The time for having special interest groups protected in the state constitution has passed. Whether or not the actual taxes or rates are changed, no industry or group should be singled out for special treatment, good or bad.
Article 10, Section 5 of the Nevada Constitution should be repealed in its entirety with no replacement. Put mining on the same footing as any other business interest in this state.
Everyone one of us needs to be responsible citizens with equal rights under the law, and that includes corporate entities.
"What it comes down to is when or if you think a private corporate interest should have the right to acquire your personal property to further their private interest," Leslie said. "That's the key question."
And that's the key question the U.S. Supreme Court decided in 2004's perversity Kelo v. City of New London.

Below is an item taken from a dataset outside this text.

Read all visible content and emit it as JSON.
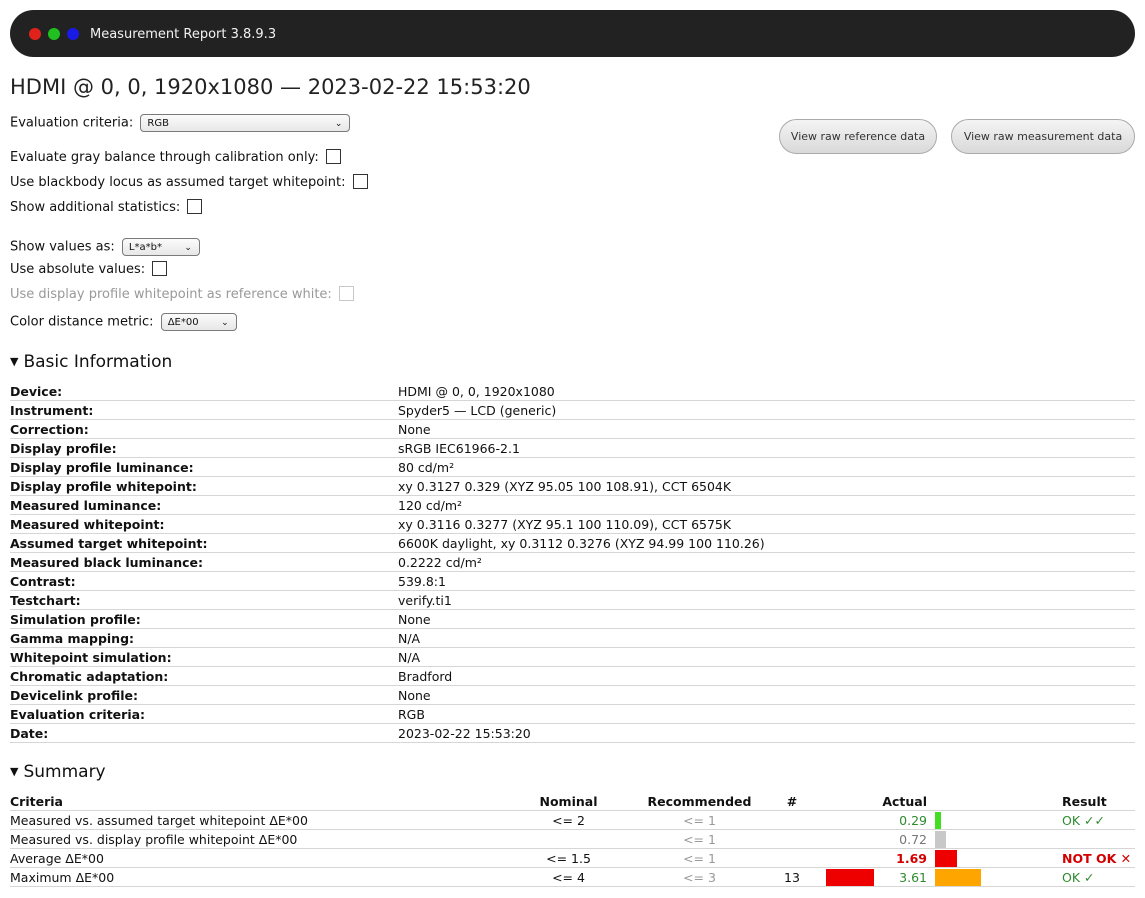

It will be interesting to see how this plays out. Meantime there's this bit from that grand dame of the U.S. Supremes, Justice O'Connor:
"...the Court today significantly expands the meaning of public use. It holds that the sovereign may take private property currently put to ordinary private use, and give it over for new, ordinary private use, so long as the new use is predicted to generate some secondary benefit for the public--such as increased tax revenue, more jobs, maybe even aesthetic pleasure. . . . . Any property may now be taken for the benefit of another private party, but the fallout from this decision will not be random. The beneficiaries are likely to be those citizens with disproportionate influence and power in the political process, including large corporations and development firms. As for the victims, the government now has license to transfer property from those with fewer resources to those with more. The Founders cannot have intended this perverse result."